Where do I start?
“She’s a ‘he.’ Or rather…he’s a he. He’s a boy. The daughter I gave birth to is now my son. He is a transgender male.”
Queue the stupefied expression—and then the questions start.
“Did you know, I mean, like when she was little?”
“He,” I correct.
“Right, he…I mean, were there any signs?”
“No, not really…” I muse.
“So, is it hard?”
“Is what hard?” I ask.
“I dunno…accepting it?”
I laugh. “No. It’s not hard. It’s not at all hard. What was hard was almost losing him after he swallowed 160 pills because the pain of living in a body that felt foreign to him became too great to bear and he thought killing himself was the only way out. What is hard is knowing that he is misunderstood at best and ridiculed at worst because he made the brave and heroic choice to live as the gender he feels fits him best. What’s hard is reading the insensitive comments and memes on social media that mock and trivialize gender dysphoria.”

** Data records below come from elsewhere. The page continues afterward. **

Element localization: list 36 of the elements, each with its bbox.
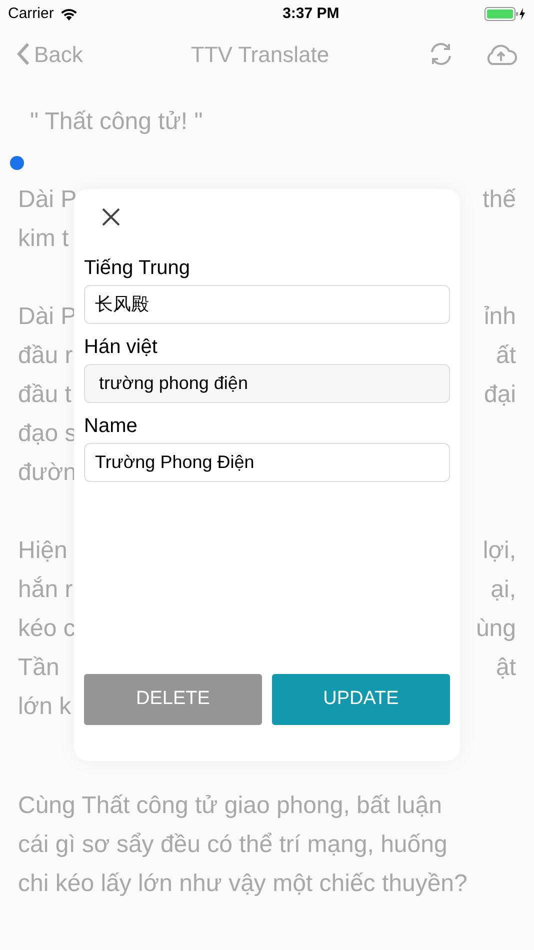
paragraph-text: đườn xyxy=(18,458,76,488)
battery-icon xyxy=(484,6,526,22)
paragraph-text: ất xyxy=(496,340,516,370)
paragraph-text: đầu t xyxy=(18,380,72,410)
paragraph-text: kim t xyxy=(18,224,69,254)
paragraph-text: chi kéo lấy lớn như vậy một chiếc thuyền? xyxy=(18,869,468,899)
paragraph-text: Tần xyxy=(18,652,60,682)
paragraph-text: Hiện xyxy=(18,536,68,566)
text-field[interactable]: 长风殿 xyxy=(84,285,450,324)
field-label: Name xyxy=(84,414,138,439)
paragraph-text: hắn r xyxy=(18,574,73,604)
field-label: Tiếng Trung xyxy=(84,256,191,281)
clock-time: 3:37 PM xyxy=(282,4,340,24)
nav-title: TTV Translate xyxy=(190,40,330,68)
paragraph-text: Cùng Thất công tử giao phong, bất luận xyxy=(18,791,443,821)
quote-text: " Thất công tử! " xyxy=(29,107,204,137)
carrier-label: Carrier xyxy=(8,4,54,24)
paragraph-text: ùng xyxy=(476,614,516,644)
paragraph-text: Dài P xyxy=(18,184,77,214)
back-chevron-icon xyxy=(16,42,30,66)
paragraph-text: ại, xyxy=(490,574,516,604)
paragraph-text: đầu r xyxy=(18,340,73,370)
refresh-icon[interactable] xyxy=(428,41,454,67)
text-field[interactable]: Trường Phong Điện xyxy=(84,443,450,482)
paragraph-text: thế xyxy=(482,184,516,214)
paragraph-text: lợi, xyxy=(482,536,516,566)
paragraph-text: cái gì sơ sẩy đều có thể trí mạng, huống xyxy=(18,830,448,860)
paragraph-text: ật xyxy=(496,652,516,682)
paragraph-text: lớn k xyxy=(18,692,72,722)
paragraph-text: ỉnh xyxy=(484,302,516,332)
wifi-icon xyxy=(60,8,78,20)
field-label: Hán việt xyxy=(84,335,158,360)
paragraph-text: kéo c xyxy=(18,614,76,644)
paragraph-text: đại xyxy=(484,380,516,410)
close-icon[interactable] xyxy=(101,207,121,227)
selection-handle[interactable] xyxy=(10,156,24,170)
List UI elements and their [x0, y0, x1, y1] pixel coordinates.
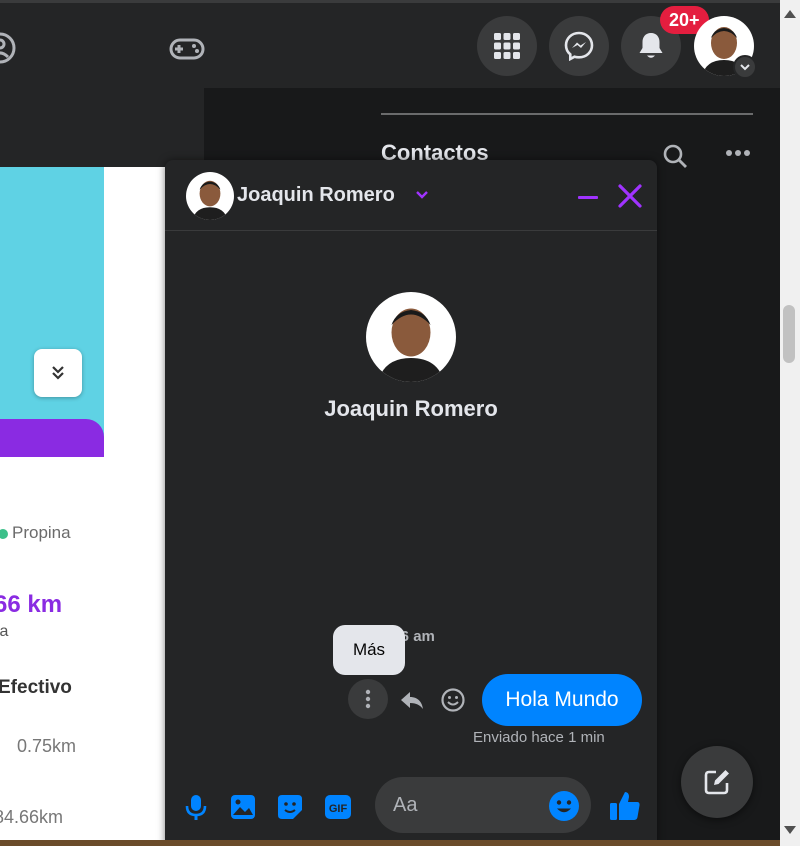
bell-icon — [639, 33, 663, 58]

Yah, wow—the wowest of wow. Most people don’t realize how astronomically high the incidence of suicide attempts and completions are among the transgender population, especially among teens: as high as 50.8 percent among female to male transgenders, compared to 14 percent of cisgender teens, which is also tragically high.
I don’t know why, in my son’s case, he thought that ending his life was the only way out. We (his father and I) have always made sure our children knew we would love them no matter what. That we accepted them just as they are and as they would be. That their happiness was the only measure of success we would ever hold them to. So, even in the best of circumstances—with a loving and supportive family—they are at risk.
So no, it’s not hard to accept. Frankly, having almost lost my son to suicide, I couldn’t have cared less if he wanted to identify as a purple and green-striped dinosaur! I was just grateful he was alive.
What I do know is this:
This struggle, this gut-wrenching, soul-twisting, grappling with one’s identity is not a choice. No one chooses to be transgender. Nobody chooses the path of greatest resistance just for the fun of it. And no, transgender people are not “perverts” pretending to be someone they’re not.
If I can convince you of these few simple things, then continuing to live with horrifying flashbacks of my son seizing on a hospital gurney with his heart rate and blood pressure dangerously high will be worth it.
And out of respect for my amazingly brave and inspiring son and his journey, I have a few simple requests:
Stop spreading hate.
Start seeing people for who they are, not what they are.
Foster love, tolerance, and acceptance.
Challenge every rigid belief you hold—about how the world should be, how people should live, and about what is “normal.”
My son is perfectly “normal.” He is one of the most genuinely generous, loving, compassionate people I know. He is incredibly talented and has so much to contribute to this world.
Let’s give him the chance to be successful. Let’s bring back the golden rule. We can be the change we want to see in the world.
Just ask yourself one thing: what would you want for your child?